In Crime and Punishment, Dostoevsky wrote “The degree of civilization in a society can be judged by entering its prisons.” If we were judged on that basis today, I fear we would fall woefully short of the ideals on which this Nation was founded. Imprisoning people with mental illnesses is not the practice of a truly democratic society. Justice cannot be applied fairly when mental illness is the principal crime.
Mental illness is not a moral issue. It is not a failure of character. It is a disease and like any other type of disease, it affects people differently. Persons with mental illnesses have their own strengths and vulnerabilities. They have different needs in building the resilience necessary to face the challenges of life. Perhaps there is no group for whom this is truer than for those entangled in the criminal justice system.
[SLIDE 12. Blackmun quote]
Supreme Court Justice Harry Blackmun said, “In order to treat some people equally, we must treat them differently.” When individuals with mental illnesses encounter our judicial system, we must take into account their vulnerabilities and act in kind. We must offer mercy where it is merited. Illness is part of the human condition. It is not a choice; it is not a lifestyle. Mental illness targets those it chooses, but recovery is possible—with adequate diagnosis and treatment. In jail diversion, we have a marvelous opportunity to offer those with mental illnesses the help they need.

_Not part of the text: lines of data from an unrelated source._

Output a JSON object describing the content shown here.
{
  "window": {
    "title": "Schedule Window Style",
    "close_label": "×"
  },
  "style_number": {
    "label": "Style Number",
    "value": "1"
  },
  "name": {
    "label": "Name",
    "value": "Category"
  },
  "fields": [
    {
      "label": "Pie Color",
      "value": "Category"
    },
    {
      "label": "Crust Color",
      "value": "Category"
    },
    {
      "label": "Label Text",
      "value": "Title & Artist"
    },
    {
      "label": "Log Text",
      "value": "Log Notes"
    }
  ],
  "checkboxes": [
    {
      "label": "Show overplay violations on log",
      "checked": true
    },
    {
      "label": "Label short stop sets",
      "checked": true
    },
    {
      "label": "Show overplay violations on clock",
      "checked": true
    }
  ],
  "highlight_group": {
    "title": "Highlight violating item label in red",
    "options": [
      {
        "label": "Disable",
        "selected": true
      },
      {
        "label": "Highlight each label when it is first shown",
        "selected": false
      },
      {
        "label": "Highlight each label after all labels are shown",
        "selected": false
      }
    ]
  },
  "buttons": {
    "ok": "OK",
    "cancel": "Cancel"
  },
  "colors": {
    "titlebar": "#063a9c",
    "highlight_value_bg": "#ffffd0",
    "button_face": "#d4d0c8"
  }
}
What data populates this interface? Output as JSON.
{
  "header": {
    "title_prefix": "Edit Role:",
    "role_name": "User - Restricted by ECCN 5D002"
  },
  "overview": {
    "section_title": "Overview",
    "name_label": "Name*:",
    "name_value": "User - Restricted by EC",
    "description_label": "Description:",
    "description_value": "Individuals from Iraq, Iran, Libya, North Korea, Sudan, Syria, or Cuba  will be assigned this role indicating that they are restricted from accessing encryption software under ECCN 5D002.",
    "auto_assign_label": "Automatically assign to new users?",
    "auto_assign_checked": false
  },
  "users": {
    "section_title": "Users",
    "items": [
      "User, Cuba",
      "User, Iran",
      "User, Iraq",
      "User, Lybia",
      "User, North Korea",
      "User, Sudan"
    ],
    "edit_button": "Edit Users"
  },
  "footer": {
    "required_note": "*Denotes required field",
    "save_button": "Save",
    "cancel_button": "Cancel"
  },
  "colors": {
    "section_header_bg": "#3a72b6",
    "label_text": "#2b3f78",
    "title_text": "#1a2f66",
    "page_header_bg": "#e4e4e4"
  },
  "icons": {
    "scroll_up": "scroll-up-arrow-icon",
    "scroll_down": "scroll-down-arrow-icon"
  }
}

In so doing, we provide benefits to all of our citizens as well as to those who are served directly.
I ask for your help in transforming our Nation’s mental health care system into one that treats its citizens with the care they both need and deserve. I appeal to your compassion…and to your practicality. Jail diversion is sound public policy from an economic, public safety, and humanitarian perspective.
Jail diversion is an investment in your State’s future and in its people. It provides a higher quality of life and greater independence for participants. For them, your State, and our Nation, jail diversion also means these individuals may be able to realize their full citizenship as taxpayers and give back to society. There is no better use of resources than to invest wisely in human potential.
I trust that you will provide solutions to the problems of jail overcrowding, untreated mental illness, and the waste of thousands of lives to unmerited punishment. I appeal to you to invest in Nebraska’s future by funding jail diversion programs as part of mental health reform in your State. These programs will prove to be among the best investments Nebraskans have ever made. Thank you.